Böbreklerin olduğu noktada, sırtta, kaburgaların altında, alt karın bölgesinde ve kasıklarda ağrı, idrarda kan, idrar yaparken yanma, ağrı ve sık idrar yapma ihtiyacı, idrar renginde ve kokusunda değişiklik, mide bulantısı ve kusma, idrar miktarında azalma, yoğunluğu değişen idrar akışı, böbrek taşı enfeksiyona neden olduysa idrar renginin bulanıklaşması ve koyulaşması, ateş ve üşüme-titreme görülebilir

Tas¸ oluşumunda cinsiyetin, genetik ve çevresel faktörlerin, yaşam tarzının, diyetin başlıca etkenler olduğuna dikkat çeken Prof. Dr. Şahin, şunları söyledi:

“Taş hastalığı erkeklerde sıktır. Buna sebep olarak testosteronun taşın kimyasal yapısında olan okzalat sentezini ve kristalizasyonunu artırdığı, aksine taş oluşumunu engelleyen sitratın atılımının kadınlarda östrojen tarafından uyarıldığı gösterilmiştir. Ancak son yıllarda beslenme alışkanlığının değişmesi nedeniyle kadınlarda ve çocuklarda da hastalık artmıştır. Özellikle ailesinde taş hastalığı olanlarda risk 2,5 kat artmıştır. Sedanter hayat yaşayanlar, yatalak hastalar ve teknoloji bağımlılığı nedeniyle az hareket edenlerde daha sık görülmektedir. Obezite de taş hastalığı riskini artırmaktadır. Buna duruma obeziteye eşlik eden düşük idrar pH’ının, idrarla okzalat, ürik asit, fosfor ve sistin atılımın artışının neden olduğu gösterilmiştir.”

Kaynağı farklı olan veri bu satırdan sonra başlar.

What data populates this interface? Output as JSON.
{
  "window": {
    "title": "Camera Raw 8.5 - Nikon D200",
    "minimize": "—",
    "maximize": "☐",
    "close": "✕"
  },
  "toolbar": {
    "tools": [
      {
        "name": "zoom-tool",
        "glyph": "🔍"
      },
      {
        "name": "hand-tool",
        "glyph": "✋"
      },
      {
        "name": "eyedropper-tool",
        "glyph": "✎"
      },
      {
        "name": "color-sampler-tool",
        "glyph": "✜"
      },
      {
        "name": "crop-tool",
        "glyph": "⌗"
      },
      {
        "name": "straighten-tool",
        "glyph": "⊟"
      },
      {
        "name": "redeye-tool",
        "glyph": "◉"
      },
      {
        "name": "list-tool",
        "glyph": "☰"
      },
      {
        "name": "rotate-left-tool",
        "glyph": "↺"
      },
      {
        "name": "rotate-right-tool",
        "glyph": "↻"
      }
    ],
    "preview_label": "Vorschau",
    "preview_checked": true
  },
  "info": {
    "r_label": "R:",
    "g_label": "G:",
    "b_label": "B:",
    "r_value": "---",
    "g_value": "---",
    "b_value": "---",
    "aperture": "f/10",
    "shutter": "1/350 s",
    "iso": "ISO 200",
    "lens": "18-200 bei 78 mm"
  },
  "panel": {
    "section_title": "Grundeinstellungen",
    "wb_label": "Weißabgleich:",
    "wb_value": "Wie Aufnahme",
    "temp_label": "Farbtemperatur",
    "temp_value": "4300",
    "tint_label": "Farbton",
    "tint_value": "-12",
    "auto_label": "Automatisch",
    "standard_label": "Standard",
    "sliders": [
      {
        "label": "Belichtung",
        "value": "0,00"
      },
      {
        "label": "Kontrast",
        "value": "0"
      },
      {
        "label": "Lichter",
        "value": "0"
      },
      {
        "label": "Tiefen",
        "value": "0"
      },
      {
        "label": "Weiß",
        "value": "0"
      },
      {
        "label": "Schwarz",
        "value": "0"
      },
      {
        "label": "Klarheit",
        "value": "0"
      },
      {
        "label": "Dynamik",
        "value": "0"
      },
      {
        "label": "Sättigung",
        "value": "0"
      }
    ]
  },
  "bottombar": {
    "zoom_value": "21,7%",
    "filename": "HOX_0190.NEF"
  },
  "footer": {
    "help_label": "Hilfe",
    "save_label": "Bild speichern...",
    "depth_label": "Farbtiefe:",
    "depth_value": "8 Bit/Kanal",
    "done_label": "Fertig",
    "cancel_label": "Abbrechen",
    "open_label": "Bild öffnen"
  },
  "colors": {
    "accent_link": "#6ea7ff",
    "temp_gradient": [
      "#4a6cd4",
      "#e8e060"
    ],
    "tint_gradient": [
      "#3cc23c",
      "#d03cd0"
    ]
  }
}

Böbrek taşı hastalığının genelde tekrarlayıcı bir hastalık olduğunu söyleyen Prof. Dr. Şahin, “Bir kere taş düşüren hastalarda 5 yıl içerisinde yüzde 50 oranında yeniden taş oluşabileceği bilinmektedir. Bu hastalar bol su içmeli, aşırı hayvansal ve yağlı proteinli gıdalardan sakınmalı, aşırı soğuklardan korunmalıdır. Taşın metabolik analizi ve altında yatan başka hastalık olup olmadığı incelenmelidir. Daha önce taş düşüren hastaların yıllık düzenli kontrollerini yaptırması önerilir” ifadelerini kullandı.